Ready to take control of your accounts receivable? Get one month free and start tracking invoices, following up on payments, and maintaining healthy cash flow.

FAQs on accounts receivable

Here are answers to common questions about accounts receivable.

What do you mean by accounts receivable?

Accounts receivable is the money customers owe your business for goods or services you've already delivered but haven't been paid for yet. It sits on your balance sheet as a current asset until the invoice is settled.

Is accounts receivable a debit or credit?

Accounts receivable is recorded as a debit because it's an asset. When you raise an invoice, you debit accounts receivable. When the customer pays, you credit accounts receivable and debit your bank account to reflect the cash received.

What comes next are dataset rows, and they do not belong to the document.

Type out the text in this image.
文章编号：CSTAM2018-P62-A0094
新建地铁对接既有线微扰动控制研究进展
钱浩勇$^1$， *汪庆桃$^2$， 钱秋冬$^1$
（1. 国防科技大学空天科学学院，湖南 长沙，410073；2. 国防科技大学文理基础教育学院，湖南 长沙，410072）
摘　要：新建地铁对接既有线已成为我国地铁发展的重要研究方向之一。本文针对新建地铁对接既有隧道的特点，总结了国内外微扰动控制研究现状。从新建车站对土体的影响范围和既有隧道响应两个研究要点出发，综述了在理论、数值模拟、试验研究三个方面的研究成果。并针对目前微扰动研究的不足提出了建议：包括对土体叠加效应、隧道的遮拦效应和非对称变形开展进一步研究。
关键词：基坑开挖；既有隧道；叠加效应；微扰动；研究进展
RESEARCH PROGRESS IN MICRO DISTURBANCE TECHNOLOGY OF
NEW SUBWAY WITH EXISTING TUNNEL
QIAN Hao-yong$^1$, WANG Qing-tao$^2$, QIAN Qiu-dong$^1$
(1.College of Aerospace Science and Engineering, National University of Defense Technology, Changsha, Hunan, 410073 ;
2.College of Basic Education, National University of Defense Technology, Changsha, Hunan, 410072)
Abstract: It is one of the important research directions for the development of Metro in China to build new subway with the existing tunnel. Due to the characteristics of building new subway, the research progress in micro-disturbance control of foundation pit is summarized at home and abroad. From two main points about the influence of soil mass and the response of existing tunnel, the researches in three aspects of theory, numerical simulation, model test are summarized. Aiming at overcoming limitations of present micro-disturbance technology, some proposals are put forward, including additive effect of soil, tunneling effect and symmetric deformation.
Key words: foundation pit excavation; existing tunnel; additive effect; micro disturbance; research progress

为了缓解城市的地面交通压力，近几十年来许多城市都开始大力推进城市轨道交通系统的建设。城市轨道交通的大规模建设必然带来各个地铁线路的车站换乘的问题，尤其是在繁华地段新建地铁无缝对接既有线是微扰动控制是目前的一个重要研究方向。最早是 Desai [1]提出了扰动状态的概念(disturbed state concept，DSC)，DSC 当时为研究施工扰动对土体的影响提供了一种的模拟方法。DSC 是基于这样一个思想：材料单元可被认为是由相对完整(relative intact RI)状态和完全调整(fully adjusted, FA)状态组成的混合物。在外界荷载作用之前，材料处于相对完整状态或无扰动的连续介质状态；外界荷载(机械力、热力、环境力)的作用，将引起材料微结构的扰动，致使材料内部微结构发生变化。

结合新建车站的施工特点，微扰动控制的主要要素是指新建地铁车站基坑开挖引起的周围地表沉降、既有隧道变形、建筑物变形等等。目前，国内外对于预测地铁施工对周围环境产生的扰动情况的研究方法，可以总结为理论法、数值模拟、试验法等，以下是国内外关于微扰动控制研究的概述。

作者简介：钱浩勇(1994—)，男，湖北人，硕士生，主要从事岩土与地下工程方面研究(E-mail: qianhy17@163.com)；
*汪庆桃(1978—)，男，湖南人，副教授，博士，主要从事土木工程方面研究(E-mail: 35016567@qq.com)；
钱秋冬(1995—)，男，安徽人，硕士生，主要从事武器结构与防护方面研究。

What is the role of accounts receivable in my business?

Accounts receivable tracks every dollar customers owe you and directly affects how much cash you have available. Collecting it promptly means you can pay suppliers, cover wages, and reinvest in growth without relying on credit.

How long should I wait before following up on an overdue invoice?

Act immediately. Send a reminder on the day an invoice becomes overdue, follow up with a call by day seven, and escalate to formal collection steps by day 30. The sooner you act, the better your chances of getting paid.

What is a healthy accounts receivable ageing profile?

Most of your outstanding invoices should be under 30 days old. If a significant portion is sitting beyond 60 days, it's a sign your collection process needs tightening before those debts become harder to recover.

Disclaimer

Xero does not provide accounting, tax, business or legal advice. This guide has been provided for information purposes only. You should consult your own professional advisors for advice directly relating to your business or before taking action in relation to any of the content provided.